Background
When COVID vaccines were first available in early 2021, they were impossible to find.
People scoured pharmacy websites, vaccine hunter groups popped up, and lone techies built vaccine finder sites overnight. The White House sought to address these ad hoc efforts with an official website that let the public search for COVID vaccination locations across the country. The idea was that people could enter their zip code and see locations near them that had COVID vaccines.
I was the first designer on a U.S. Digital Service (USDS) team that was brought in to make that new government site happen. We relaunched an existing CDC site (vaccinefinder.org) as vaccines.gov. Our task was to ensure it could withstand 100 million visitors and make it usable for everyone. The President was going to unveil the site in one month in a national address.
My role
My role was to do a UX audit of the existing site and make strategic improvements that made vaccines.gov accessible and usable for everyone.

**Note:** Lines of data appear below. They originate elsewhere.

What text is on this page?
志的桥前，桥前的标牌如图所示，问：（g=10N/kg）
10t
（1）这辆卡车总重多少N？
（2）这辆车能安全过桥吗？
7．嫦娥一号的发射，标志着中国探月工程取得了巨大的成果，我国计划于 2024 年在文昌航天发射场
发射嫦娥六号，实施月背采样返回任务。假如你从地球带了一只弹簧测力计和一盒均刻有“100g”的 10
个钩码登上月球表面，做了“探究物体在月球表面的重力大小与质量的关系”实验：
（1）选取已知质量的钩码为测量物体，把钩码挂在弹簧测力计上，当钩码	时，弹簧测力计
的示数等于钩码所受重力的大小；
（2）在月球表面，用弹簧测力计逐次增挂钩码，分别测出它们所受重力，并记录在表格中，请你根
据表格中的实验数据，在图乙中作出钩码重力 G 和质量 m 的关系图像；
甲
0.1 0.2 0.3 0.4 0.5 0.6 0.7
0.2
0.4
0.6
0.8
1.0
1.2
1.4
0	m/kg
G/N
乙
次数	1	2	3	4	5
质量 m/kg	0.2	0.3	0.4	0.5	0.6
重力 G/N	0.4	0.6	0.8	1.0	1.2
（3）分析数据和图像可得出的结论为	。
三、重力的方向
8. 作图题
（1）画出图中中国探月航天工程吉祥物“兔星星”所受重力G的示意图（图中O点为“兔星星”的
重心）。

I also ended up wearing a product manager hat at time throughout the project. I coordinated translation resources from multiple agencies to translate the site into Spanish and managed efforts to get appointment availability data from the pharmacies.
Auditing the existing site
We scrutinized the current site through usability testing, stakeholder interviews, and heuristic analysis. We wanted to understand where it met the public's needs and where it fell short.
- Usability testing. I organized and facilitated 9 usability sessions that asked participants to use the existing site to find a vaccine near them. We heard and saw peoples' frustrations finding vaccines, what they considered when searching, and where the existing UI caused confusion.
- Stakeholder interviews. We talked to stakeholders across the CDC to understand the goals and constraints that shaped the current site. We also spoke with the national pharmacies and local clinics to learn how the site was getting data and the challenges in delivering that data.
- Heuristic analysis. Another USDS designer and I scored the current site according to a simple rubric of UX, inclusivity, and accessibility heuristics that we created. For example, the site needed to use plain language and be available in other languages or, at least, easily translated.
Before the audit
After the audit
Designing for everyone
We were not building for a specific segment. We needed the site to work for young, old, urban, suburban, rural, English-speaking, non-English speaking, and so on
- WCAG 2.1 AA and more. The team collaborated to make vaccines.gov accessible to those using assistive technology. We audits of color contrast, font size, text readability, and more to bring us in compliance with WCAG 2.1 AA. Going further, I did independent run-throughs of the site using Apple VoiceOver to better understand firsthand how the site would work with assistive tech. We followed our audits with early access of the site to disability advocacy groups. The result was broader access for people with disabilities.
- Vacunas.gov. We created vacunas.gov to make the site accessible to the Spanish-speaking public. I led the effort to get the site content translated into Spanish for the initial launch of vacunas.gov. I worked with engineers and CDC, HHS, and USDS translators to ensure that we were able to create a code infrastructure that allowed for easy updates. We also updated existing design patterns to better accommodate longer text often found in Spanish. This work opened the site up to ~15% of the U.S. population.
- Nearly 50% faster load time on 3G networks. I worked with engineers to make changes that improved the performance of the site. We were smarter about when to load certain large assets, like an interactive map. I ran a "font diet" to cut the variety of fonts and font weights used on the site, which reduced the assets to load. We optimized the images on the site. That work led to a drop from a 10-15 second load time to 7 seconds on slow 3G connections. Not ideal but a marked improvement with a big impact on rural communities without high-speed data.
Appointment availability
The purpose of the site was not to merely tell people where there were vaccines. It was to get people vaccinated.
The existing site told users which locations near them had COVID vaccines. It did not tell them if they could actually get an appointment to get vaccinated. We identified early on that this was a fundamental problem.
We worked with the pharmacies to get data directly from their scheduling systems that would let vaccines.gov show people where they could actually get an appointment to get a vaccine.
I organized and led several meetings with tech and product representatives from all of the pharmacies. I provided rough prototypes for how we might use the data and reported back usability findings on how such hypothetical data would improve the experience, and success, of the site. These prototypes and research were instrumental in creating a narrative for how the site should look and work, ultimately convincing the pharmacies that it was worth their time and effort to open up that data.
The result was 80% of the locations on vaccines.gov had appointment availability data updated daily. As an added bonus, our engineering team worked with the pharmacies to create new open data standard for this kind of appointment data.
Product launch and impact
On May 4, 2021, President Biden announced the launch of vaccines.gov and vacunas.gov. The site was very well received by the public. Vaccines.gov and vacunas.gov have helped 184+ million visitors search for COVID vaccines for themselves, friends, and family.